A woman down the street with 11 and eight-year-old daughters was checking the Internet to check out the voicemails - and photos - the quarterback sent to TV personality Jenn Sterger.

The mom’s older daughter was looking over her shoulder when mom flipped to the second screen, which allegedly showed the old gunslinger Brett fondling his penis.

“My God, I didn’t expected that,” she said. “I put my hands over the screen and told her to go upstairs.

“I went up and told her how sorry I was she saw that."

“She said: ‘It looked different than Dad’s.’”

To which the younger sister chirped in: “Well, was it bigger?”

We move on to a serious discussion of this grave matter.

Favre is one of the best and most exciting players in the history of the National Football League. He is a gambler. He is also a prima-donna who has kept his teams and fans guessing about whether he will retire. Favre has been an annoying, one-man soap opera for years.

The Favre incident occurred when he with the New York Jets. As with Tiger Woods, one awaits further claims from more women. Two female masseuses on the team’s payroll have already said Favre was out of bounds.

Favre is 41, a grandfather. His wife is a breast cancer survivor. Favre was known as a party animal who drank too much and took too many Percodan pain pills. He has allegedly quit both. Rumours around Green Bay said he had a room reserved 24/7. It’s not known whether he liased with mistresses there or needed a place to stay whenever his wife kicked him out of the house. Or both.

First Brett, let me give you some advice. Sending a picture of your penis to a woman you have never met is not the best way to get a woman, even one who might otherwise have been eager.

Sterger described Favre as “creepy.”

The prevailing thought is that these star athletes risk such indiscretions because they feel above the rest of us, invulnerable.

I think that’s backward. Star athletes obtain the pinnacles of their professions because they are natural-born risk-takers to start with, not as a result of their notoriety.

Risk-taking is an hereditary trait.

Studies that compare identical and fraternal twins have shown that as much as 55 per cent of risk-taking is genetic.

Risk-takers are born with more dopamine receptors in their brains, as well as more testosterone, both of which are associated with the tendency to take the fast lane.

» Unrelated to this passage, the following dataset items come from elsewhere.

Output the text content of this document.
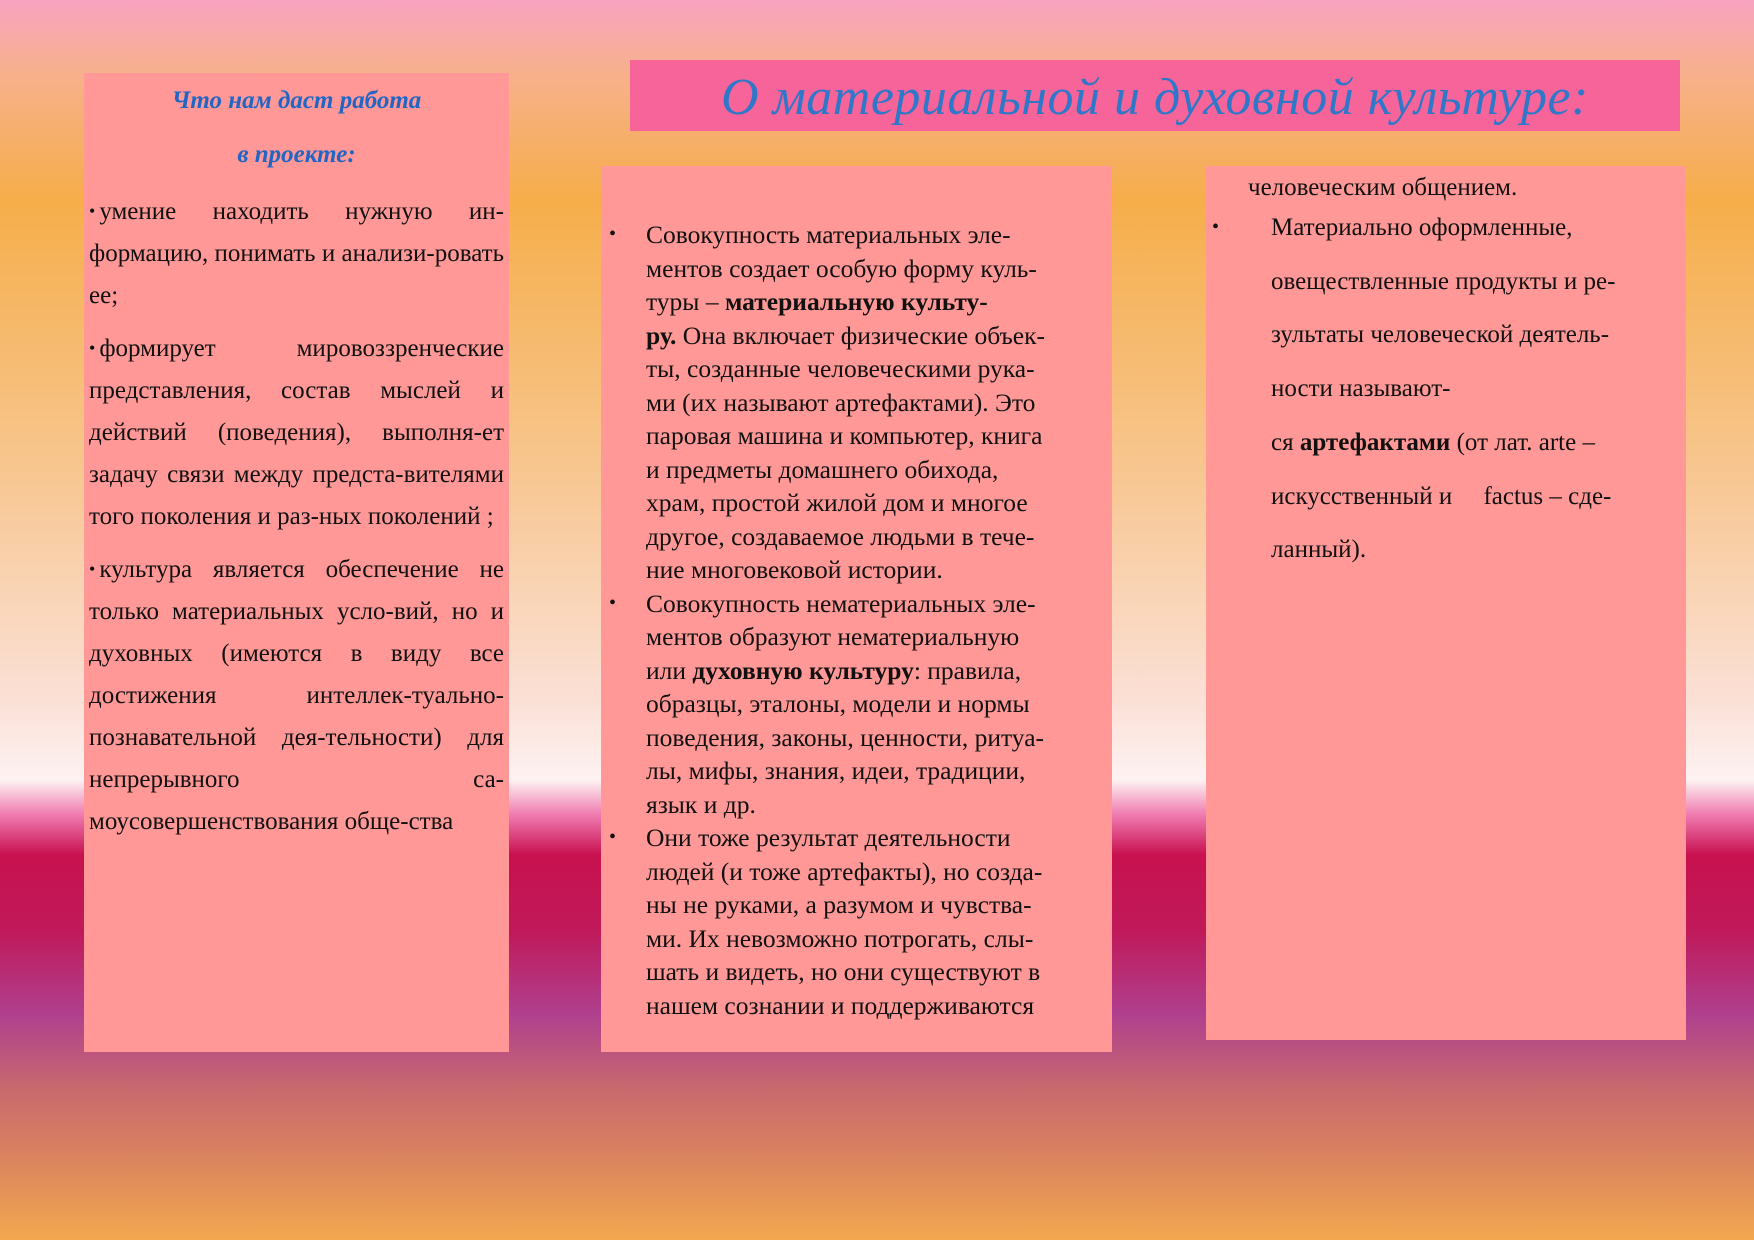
Что нам даст работа

в проекте:

• умение находить нужную ин-формацию, понимать и анализи-ровать ее;

• формирует мировоззренческие представления, состав мыслей и действий (поведения), выполня-ет задачу связи между предста-вителями того поколения и раз-ных поколений ;

• культура является обеспечение не только материальных усло-вий, но и духовных (имеются в виду все достижения интеллек-туально-познавательной дея-тельности) для непрерывного са-моусовершенствования обще-ства

О материальной и духовной культуре:
• Совокупность материальных эле-

ментов создает особую форму куль-

туры – материальную культу-

ру. Она включает физические объек-

ты, созданные человеческими рука-

ми (их называют артефактами). Это

паровая машина и компьютер, книга

и предметы домашнего обихода,

храм, простой жилой дом и многое

другое, создаваемое людьми в тече-

ние многовековой истории.

• Совокупность нематериальных эле-

ментов образуют нематериальную

или духовную культуру: правила,

образцы, эталоны, модели и нормы

поведения, законы, ценности, ритуа-

лы, мифы, знания, идеи, традиции,

язык и др.

• Они тоже результат деятельности

людей (и тоже артефакты), но созда-

ны не руками, а разумом и чувства-

ми. Их невозможно потрогать, слы-

шать и видеть, но они существуют в

нашем сознании и поддерживаются

человеческим общением.
• Материально оформленные,

овеществленные продукты и ре-

зультаты человеческой деятель-

ности называют-

ся артефактами (от лат. arte –

искусственный и     factus – сде-

ланный).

The advancement of civilization has depended on risk-takers, not much unlike Favre or Woods.

The risk-takers of yore were vital to humankind’s survival, reports Psychology Today.

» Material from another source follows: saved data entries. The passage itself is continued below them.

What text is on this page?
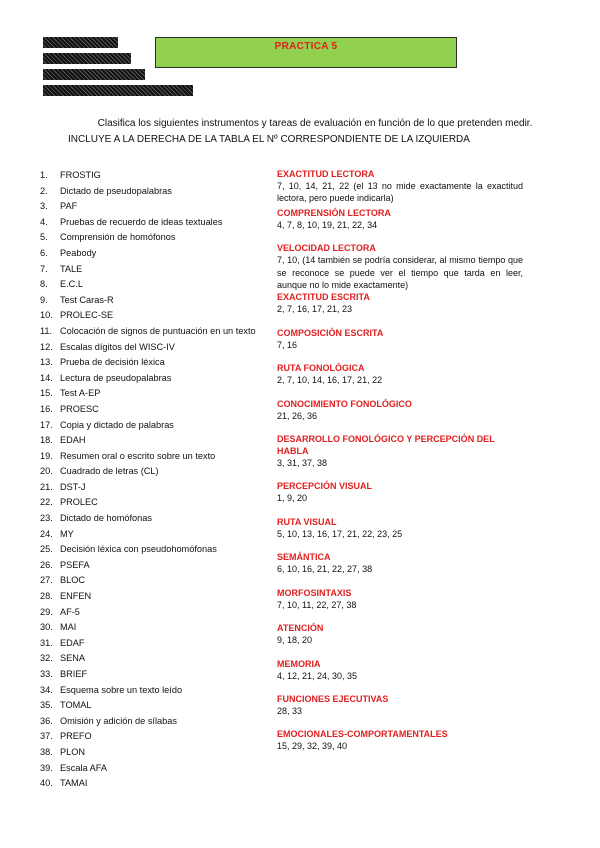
PRACTICA 5
Clasifica los siguientes instrumentos y tareas de evaluación en función de lo que pretenden medir.
INCLUYE A LA DERECHA DE LA TABLA EL Nº CORRESPONDIENTE DE LA IZQUIERDA
1.	FROSTIG
2.	Dictado de pseudopalabras
3.	PAF
4.	Pruebas de recuerdo de ideas textuales
5.	Comprensión de homófonos
6.	Peabody
7.	TALE
8.	E.C.L
9.	Test Caras-R
10. PROLEC-SE
11. Colocación de signos de puntuación en un texto
12. Escalas dígitos del WISC-IV
13. Prueba de decisión léxica
14. Lectura de pseudopalabras
15. Test A-EP
16. PROESC
17. Copia y dictado de palabras
18. EDAH
19. Resumen oral o escrito sobre un texto
20. Cuadrado de letras (CL)
21. DST-J
22. PROLEC
23. Dictado de homófonas
24. MY
25. Decisión léxica con pseudohomófonas
26. PSEFA
27. BLOC
28. ENFEN
29. AF-5
30. MAI
31. EDAF
32. SENA
33. BRIEF
34. Esquema sobre un texto leído
35. TOMAL
36. Omisión y adición de sílabas
37. PREFO
38. PLON
39. Escala AFA
40. TAMAI

EXACTITUD LECTORA

7, 10, 14, 21, 22 (el 13 no mide exactamente la exactitud lectora, pero puede indicarla)

COMPRENSIÓN LECTORA

4, 7, 8, 10, 19, 21, 22, 34

VELOCIDAD LECTORA

7, 10, (14 también se podría considerar, al mismo tiempo que se reconoce se puede ver el tiempo que tarda en leer, aunque no lo mide exactamente)

EXACTITUD ESCRITA

2, 7, 16, 17, 21, 23

COMPOSICIÓN ESCRITA

7, 16

RUTA FONOLÓGICA

2, 7, 10, 14, 16, 17, 21, 22

CONOCIMIENTO FONOLÓGICO

21, 26, 36

DESARROLLO FONOLÓGICO Y PERCEPCIÓN DEL HABLA

3, 31, 37, 38

PERCEPCIÓN VISUAL

1, 9, 20

RUTA VISUAL

5, 10, 13, 16, 17, 21, 22, 23, 25

SEMÁNTICA

6, 10, 16, 21, 22, 27, 38

MORFOSINTAXIS

7, 10, 11, 22, 27, 38

ATENCIÓN

9, 18, 20

MEMORIA

4, 12, 21, 24, 30, 35

FUNCIONES EJECUTIVAS

28, 33

EMOCIONALES-COMPORTAMENTALES

15, 29, 32, 39, 40
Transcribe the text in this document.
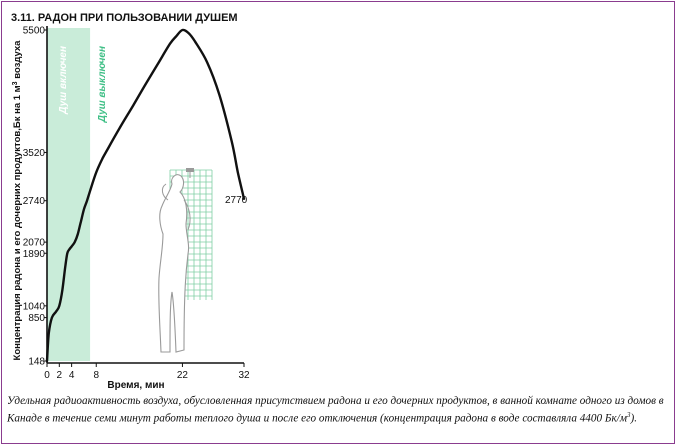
3.11. РАДОН ПРИ ПОЛЬЗОВАНИИ ДУШЕМ
Душ включен	Душ выключен
148
850
1040
1890
2070
2740
3520
5500
0 2 4 8	22	32
2770
Время, мин
Концентрация радона и его дочерних продуктов,Бк на 1 $м^3$ воздуха

Удельная радиоактивность воздуха, обусловленная присутствием радона и его дочерних продуктов, в ванной комнате одного из домов в Канаде в течение семи минут работы теплого душа и после его отключения (концентрация радона в воде составляла 4400 $Бк/м^3$).
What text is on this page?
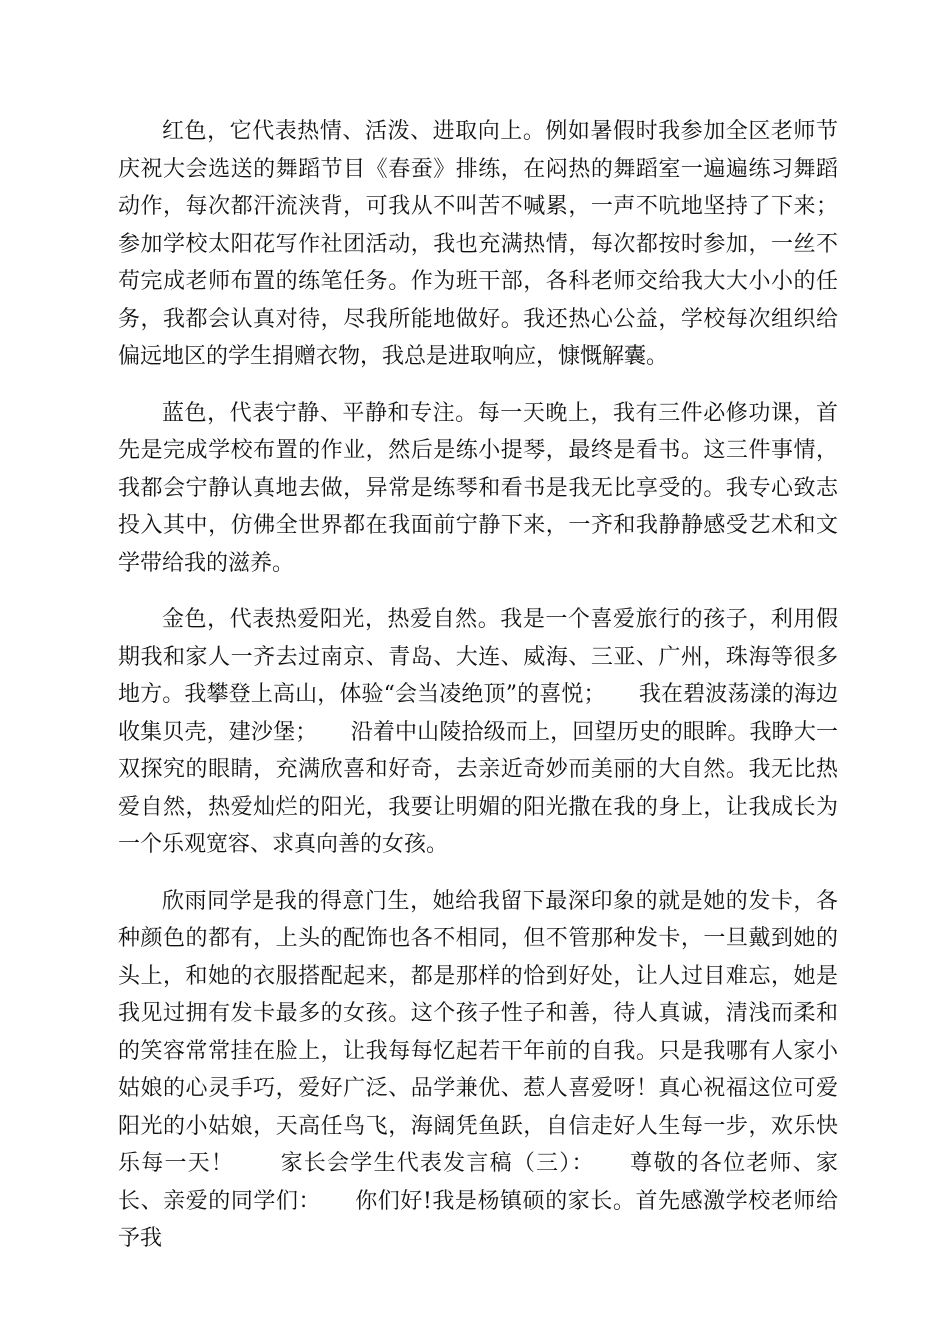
红色，它代表热情、活泼、进取向上。例如暑假时我参加全区老师节庆祝大会选送的舞蹈节目《春蚕》排练，在闷热的舞蹈室一遍遍练习舞蹈动作，每次都汗流浃背，可我从不叫苦不喊累，一声不吭地坚持了下来；参加学校太阳花写作社团活动，我也充满热情，每次都按时参加，一丝不苟完成老师布置的练笔任务。作为班干部，各科老师交给我大大小小的任务，我都会认真对待，尽我所能地做好。我还热心公益，学校每次组织给偏远地区的学生捐赠衣物，我总是进取响应，慷慨解囊。

蓝色，代表宁静、平静和专注。每一天晚上，我有三件必修功课，首先是完成学校布置的作业，然后是练小提琴，最终是看书。这三件事情，我都会宁静认真地去做，异常是练琴和看书是我无比享受的。我专心致志投入其中，仿佛全世界都在我面前宁静下来，一齐和我静静感受艺术和文学带给我的滋养。

金色，代表热爱阳光，热爱自然。我是一个喜爱旅行的孩子，利用假期我和家人一齐去过南京、青岛、大连、威海、三亚、广州，珠海等很多地方。我攀登上高山，体验“会当凌绝顶”的喜悦；　　我在碧波荡漾的海边收集贝壳，建沙堡；　　沿着中山陵拾级而上，回望历史的眼眸。我睁大一双探究的眼睛，充满欣喜和好奇，去亲近奇妙而美丽的大自然。我无比热爱自然，热爱灿烂的阳光，我要让明媚的阳光撒在我的身上，让我成长为一个乐观宽容、求真向善的女孩。

欣雨同学是我的得意门生，她给我留下最深印象的就是她的发卡，各种颜色的都有，上头的配饰也各不相同，但不管那种发卡，一旦戴到她的头上，和她的衣服搭配起来，都是那样的恰到好处，让人过目难忘，她是我见过拥有发卡最多的女孩。这个孩子性子和善，待人真诚，清浅而柔和的笑容常常挂在脸上，让我每每忆起若干年前的自我。只是我哪有人家小姑娘的心灵手巧，爱好广泛、品学兼优、惹人喜爱呀！真心祝福这位可爱阳光的小姑娘，天高任鸟飞，海阔凭鱼跃，自信走好人生每一步，欢乐快乐每一天！　　家长会学生代表发言稿（三）：　　尊敬的各位老师、家长、亲爱的同学们：　　你们好!我是杨镇硕的家长。首先感激学校老师给予我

While the play-it-safers stuck close to their berry patches, their more adventurous counterparts hunted dangerous animals.

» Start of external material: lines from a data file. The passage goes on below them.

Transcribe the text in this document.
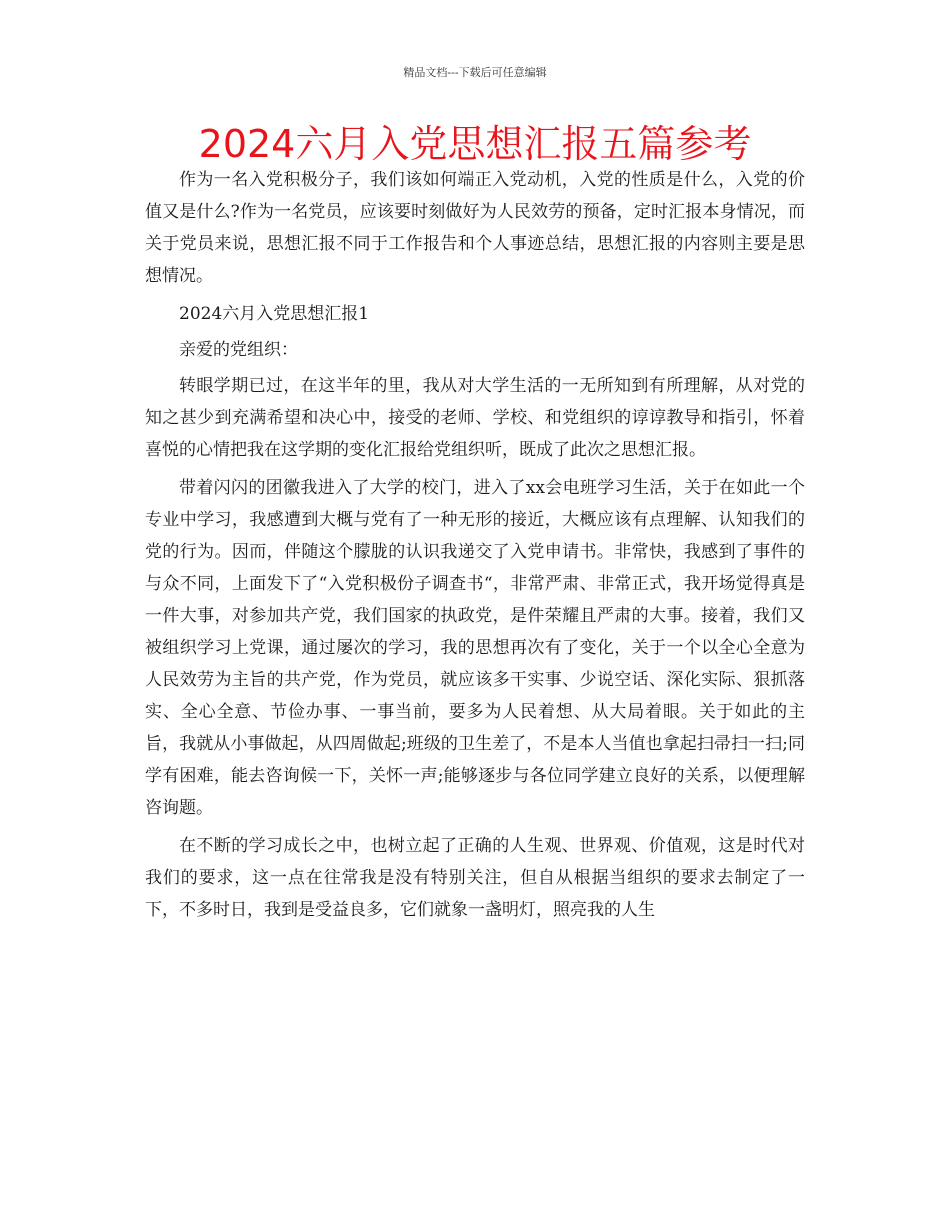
精品文档---下载后可任意编辑
2024六月入党思想汇报五篇参考

作为一名入党积极分子，我们该如何端正入党动机，入党的性质是什么，入党的价值又是什么?作为一名党员，应该要时刻做好为人民效劳的预备，定时汇报本身情况，而关于党员来说，思想汇报不同于工作报告和个人事迹总结，思想汇报的内容则主要是思想情况。

2024六月入党思想汇报1

亲爱的党组织：

转眼学期已过，在这半年的里，我从对大学生活的一无所知到有所理解，从对党的知之甚少到充满希望和决心中，接受的老师、学校、和党组织的谆谆教导和指引，怀着喜悦的心情把我在这学期的变化汇报给党组织听，既成了此次之思想汇报。

带着闪闪的团徽我进入了大学的校门，进入了xx会电班学习生活，关于在如此一个专业中学习，我感遭到大概与党有了一种无形的接近，大概应该有点理解、认知我们的党的行为。因而，伴随这个朦胧的认识我递交了入党申请书。非常快，我感到了事件的与众不同，上面发下了“入党积极份子调查书“，非常严肃、非常正式，我开场觉得真是一件大事，对参加共产党，我们国家的执政党，是件荣耀且严肃的大事。接着，我们又被组织学习上党课，通过屡次的学习，我的思想再次有了变化，关于一个以全心全意为人民效劳为主旨的共产党，作为党员，就应该多干实事、少说空话、深化实际、狠抓落实、全心全意、节俭办事、一事当前，要多为人民着想、从大局着眼。关于如此的主旨，我就从小事做起，从四周做起;班级的卫生差了，不是本人当值也拿起扫帚扫一扫;同学有困难，能去咨询候一下，关怀一声;能够逐步与各位同学建立良好的关系，以便理解咨询题。

在不断的学习成长之中，也树立起了正确的人生观、世界观、价值观，这是时代对我们的要求，这一点在往常我是没有特别关注，但自从根据当组织的要求去制定了一下，不多时日，我到是受益良多，它们就象一盏明灯，照亮我的人生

As psychologist Michael Aptor puts it: “It’s better for one person to eat a poisonous fruit than for everybody. It was because of these early risk-takers that our species was able to survive.”

The risk-takers have since advanced business, science and technology.

Today’s society is trying to put a damper on risk-taking.

Our nanny-state makes us wear helmets, seatbelts, and an ever-increasing number of laws that make everything except knitting illegal.

Michael Alvear, in an article titled Risky Business, wrote: “You can’t swing a helmeted cat without hitting a mandated safety precaution.”

A few hundred years from now we may have bred risk-taking out of the human psyche.

That’s if our timid society makes it that long.